As per PayScale, data engineers get around $63k to $131k yearly salary. The average salary of data engineers according to Glassdoor is $172k. DataCamp mentions salary of data engineers are minimum of $43K to $364k, based on years of experience and expertise.
Who is a data analyst?
Data analysts cleanse and analyze data with the help of statistical tools to derive business decisions from historical data. They focus on finding insights for specific business goals. Data analyst job will typically analyze data for a specific query and present them in visual form. Data analyst to some extent helps the organization to make data-driven decisions based on historical data.
Education & Skill Set
A data analyst can be considered an entry-level job role. They don’t have to possess strong programming skills or algorithm skills. Graduates with mathematics, statistics or any math-related fields with a bachelor’s degree can pursue data analyst jobs. The essential skills of a data analyst include statistics, communication, business knowledge and fair knowledge in excel or any computing software, tableau and SQL.

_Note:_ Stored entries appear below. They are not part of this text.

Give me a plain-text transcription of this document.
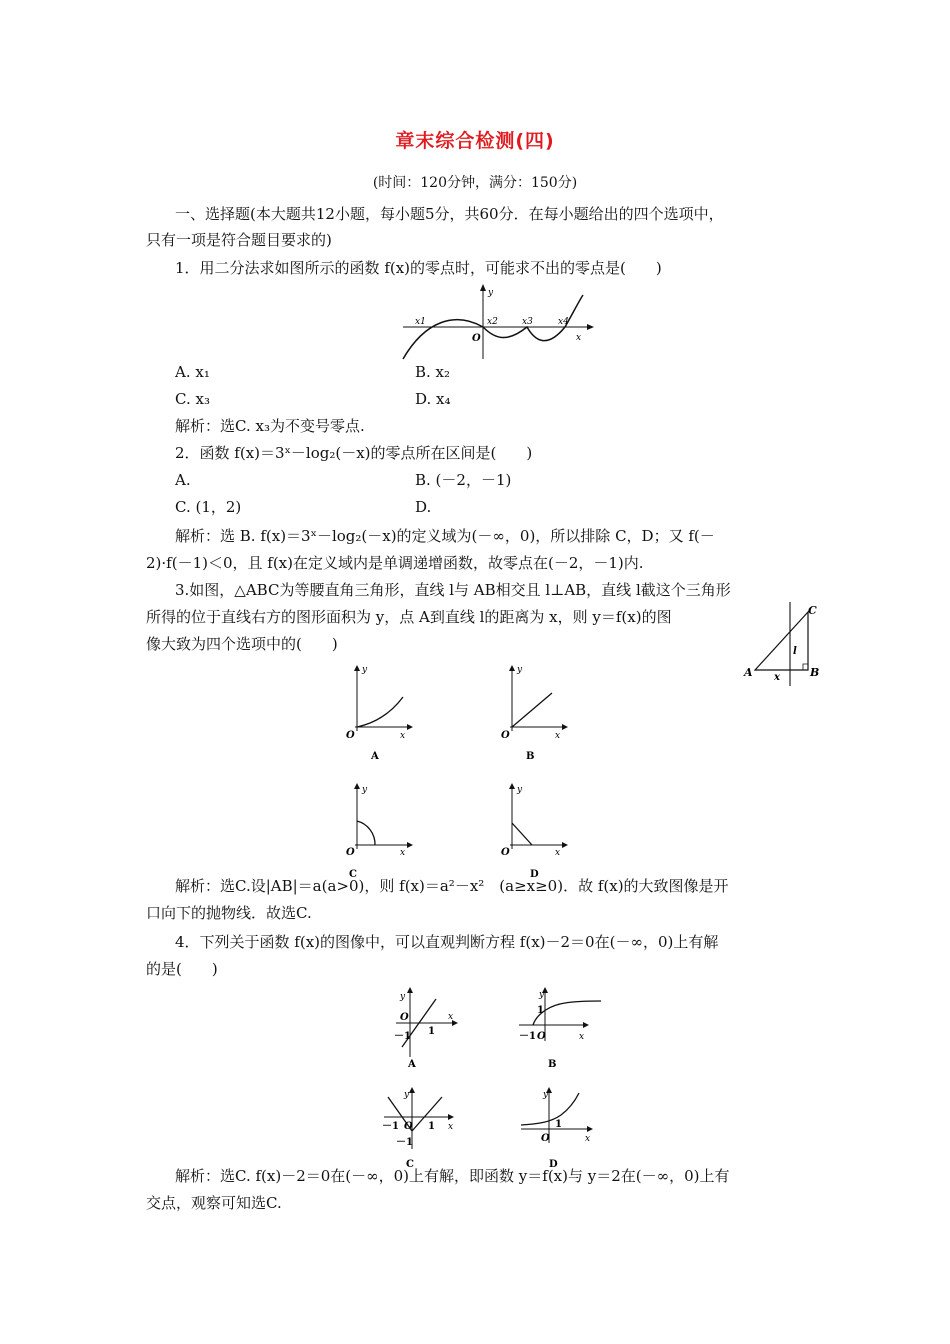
章末综合检测(四)
(时间：120分钟，满分：150分)
一、选择题(本大题共12小题，每小题5分，共60分．在每小题给出的四个选项中，
只有一项是符合题目要求的)
1．用二分法求如图所示的函数 f(x)的零点时，可能求不出的零点是(　　)
x1	x2	x3	x4
O	x
y
A. x₁	B. x₂
C. x₃	D. x₄
解析：选C. x₃为不变号零点.
2．函数 f(x)＝3ˣ－log₂(－x)的零点所在区间是(　　)
A.	B. (－2，－1)
C. (1，2)	D.
解析：选 B. f(x)＝3ˣ－log₂(－x)的定义域为(－∞，0)，所以排除 C，D；又 f(－
2)·f(－1)＜0，且 f(x)在定义域内是单调递增函数，故零点在(－2，－1)内.
3.如图，△ABC为等腰直角三角形，直线 l与 AB相交且 l⊥AB，直线 l截这个三角形
所得的位于直线右方的图形面积为 y，点 A到直线 l的距离为 x，则 y＝f(x)的图
像大致为四个选项中的(　　)
A	B
C
l
x
O	x
y
A
O	x
y
B
O	x
y
C
O	x
y
D
解析：选C.设|AB|＝a(a>0)，则 f(x)＝a²－x²　(a≥x≥0)．故 f(x)的大致图像是开
口向下的抛物线．故选C.
4．下列关于函数 f(x)的图像中，可以直观判断方程 f(x)－2＝0在(－∞，0)上有解
的是(　　)
y
O
1
－1
x
A
y
1
－1 O	x
B
y
－1 O 1 x
－1
C
y
O
1
x
D
解析：选C. f(x)－2＝0在(－∞，0)上有解，即函数 y＝f(x)与 y＝2在(－∞，0)上有
交点，观察可知选C.
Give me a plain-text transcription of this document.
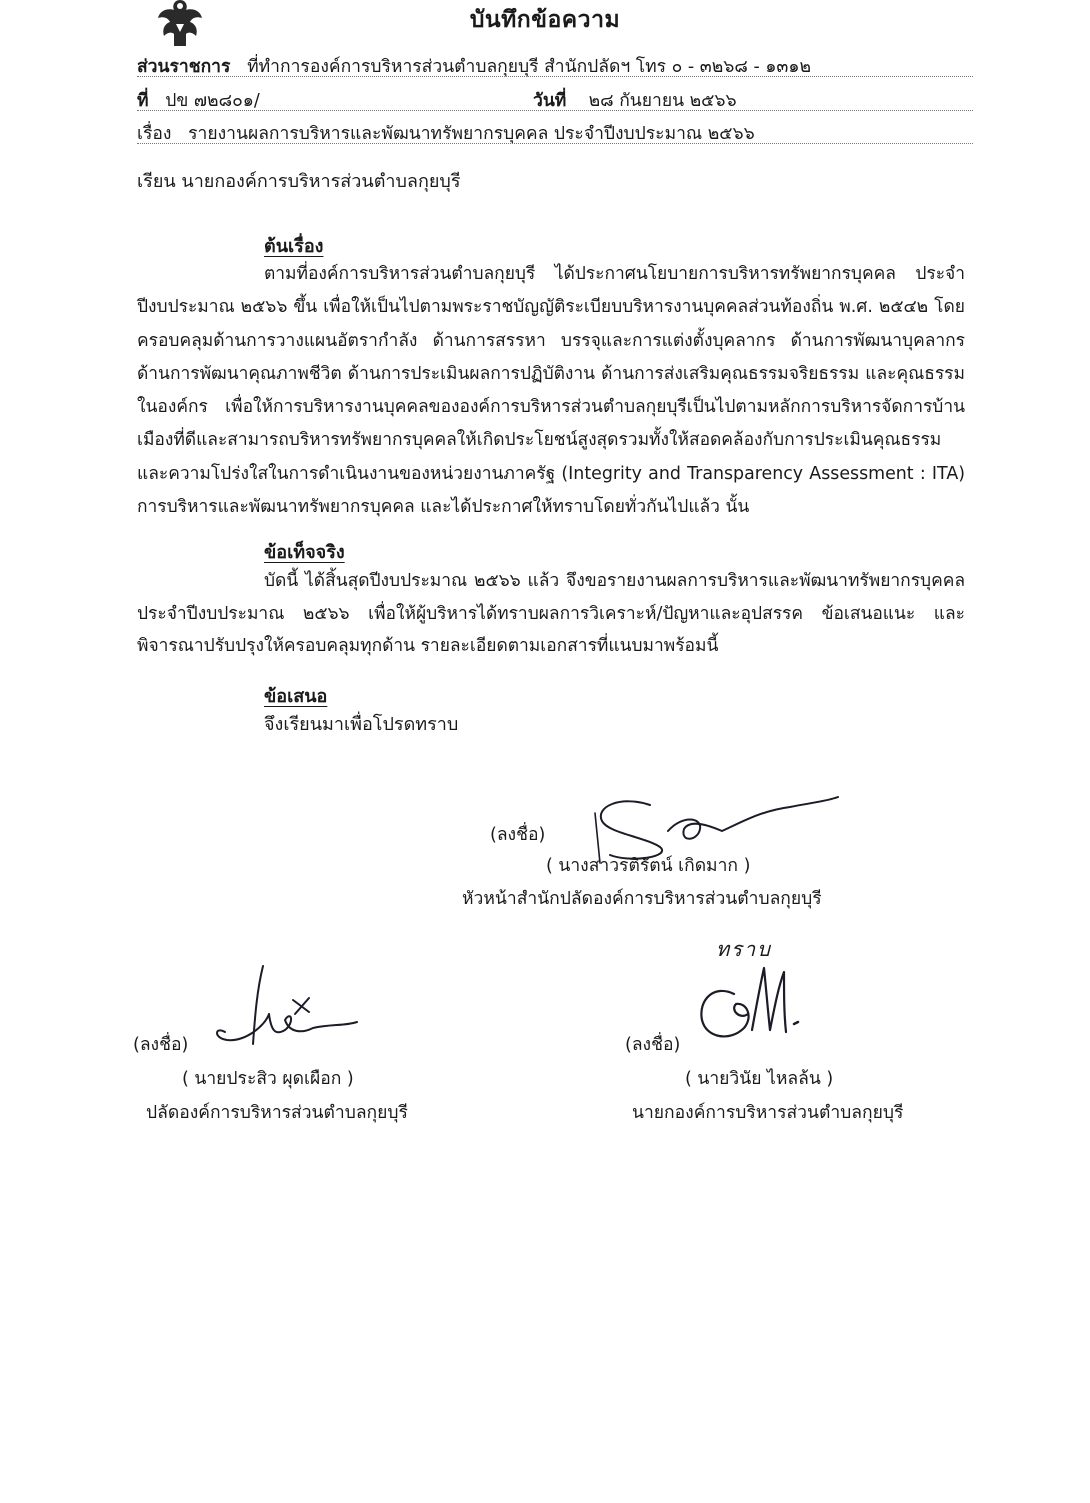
บันทึกข้อความ
ส่วนราชการ ที่ทำการองค์การบริหารส่วนตำบลกุยบุรี สำนักปลัดฯ โทร ๐ - ๓๒๖๘ - ๑๓๑๒
ที่ ปข ๗๒๘๐๑/	วันที่ ๒๘ กันยายน ๒๕๖๖
เรื่อง รายงานผลการบริหารและพัฒนาทรัพยากรบุคคล ประจำปีงบประมาณ ๒๕๖๖
เรียน นายกองค์การบริหารส่วนตำบลกุยบุรี
ต้นเรื่อง
ตามที่องค์การบริหารส่วนตำบลกุยบุรี ได้ประกาศนโยบายการบริหารทรัพยากรบุคคล ประจำปีงบประมาณ ๒๕๖๖ ขึ้น เพื่อให้เป็นไปตามพระราชบัญญัติระเบียบบริหารงานบุคคลส่วนท้องถิ่น พ.ศ. ๒๕๔๒ โดยครอบคลุมด้านการวางแผนอัตรากำลัง ด้านการสรรหา บรรจุและการแต่งตั้งบุคลากร ด้านการพัฒนาบุคลากร ด้านการพัฒนาคุณภาพชีวิต ด้านการประเมินผลการปฏิบัติงาน ด้านการส่งเสริมคุณธรรมจริยธรรม และคุณธรรมในองค์กร เพื่อให้การบริหารงานบุคคลขององค์การบริหารส่วนตำบลกุยบุรีเป็นไปตามหลักการบริหารจัดการบ้านเมืองที่ดีและสามารถบริหารทรัพยากรบุคคลให้เกิดประโยชน์สูงสุดรวมทั้งให้สอดคล้องกับการประเมินคุณธรรมและความโปร่งใสในการดำเนินงานของหน่วยงานภาครัฐ (Integrity and Transparency Assessment : ITA) การบริหารและพัฒนาทรัพยากรบุคคล และได้ประกาศให้ทราบโดยทั่วกันไปแล้ว นั้น
ข้อเท็จจริง
บัดนี้ ได้สิ้นสุดปีงบประมาณ ๒๕๖๖ แล้ว จึงขอรายงานผลการบริหารและพัฒนาทรัพยากรบุคคล ประจำปีงบประมาณ ๒๕๖๖ เพื่อให้ผู้บริหารได้ทราบผลการวิเคราะห์/ปัญหาและอุปสรรค ข้อเสนอแนะ และพิจารณาปรับปรุงให้ครอบคลุมทุกด้าน รายละเอียดตามเอกสารที่แนบมาพร้อมนี้
ข้อเสนอ
จึงเรียนมาเพื่อโปรดทราบ
(ลงชื่อ)
( นางสาวรติรัตน์ เกิดมาก )
หัวหน้าสำนักปลัดองค์การบริหารส่วนตำบลกุยบุรี
ทราบ
(ลงชื่อ)
( นายประสิว ผุดเผือก )
ปลัดองค์การบริหารส่วนตำบลกุยบุรี
(ลงชื่อ)
( นายวินัย ไหลล้น )
นายกองค์การบริหารส่วนตำบลกุยบุรี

According to Robert Half Technology’s 2020 Salary guide, Data analysts earn an average of $83k per year.
Who is a data scientist?
Data scientists are actually predicting the future by manipulating data to solve critical business problems and provide predictive algorithms based on the model they used.
The job role of data scientist and data analyst may look the same on a wider level, but data scientists work with a large volume of big data and use predictive analysis, machine learning and programming skills to automate the process.
A data scientist is responsible for cleaning, processing and verifying the data from data engineers and performing analysis on the data using advanced automation and present the business with useful insights and solutions.
Education & Skill Set
Data scientists should typically possess a master’s degree in the field of Data Science. They should have extensive programming skills to create various algorithms for data automation. They should have command over mathematical and statistical skills. A data scientist should have hands-on knowledge in machine learning, coding, software development, data mining and data analysis, python, SQL and NoSQL database, python, Scala, Java, etc.
According to PayScale and Glassdoor, the average salary of data scientists ranges from $80k – $130k. As per DataCamp, a data scientist earns $34k – $341k based on their experience and expertise.
So, which one is for you? Data Analyst or Data Scientist or Data Engineer?
The job role mainly depends on your educational background and skill interest. If you are more inclined towards programming and love building things, data engineering is the way to go.
You don’t like programming but would love to compute and work with data in an analytical & statistical manner – data analyst should be your job role.
On the other hand, if you love the manipulation of data, along with programming skills and highly analytical – data scientist will be your ideal job.
In the end, it is personal interests that matter. You can develop the right skills for any of the above job roles in data science if you invest time, money and determination to learn them!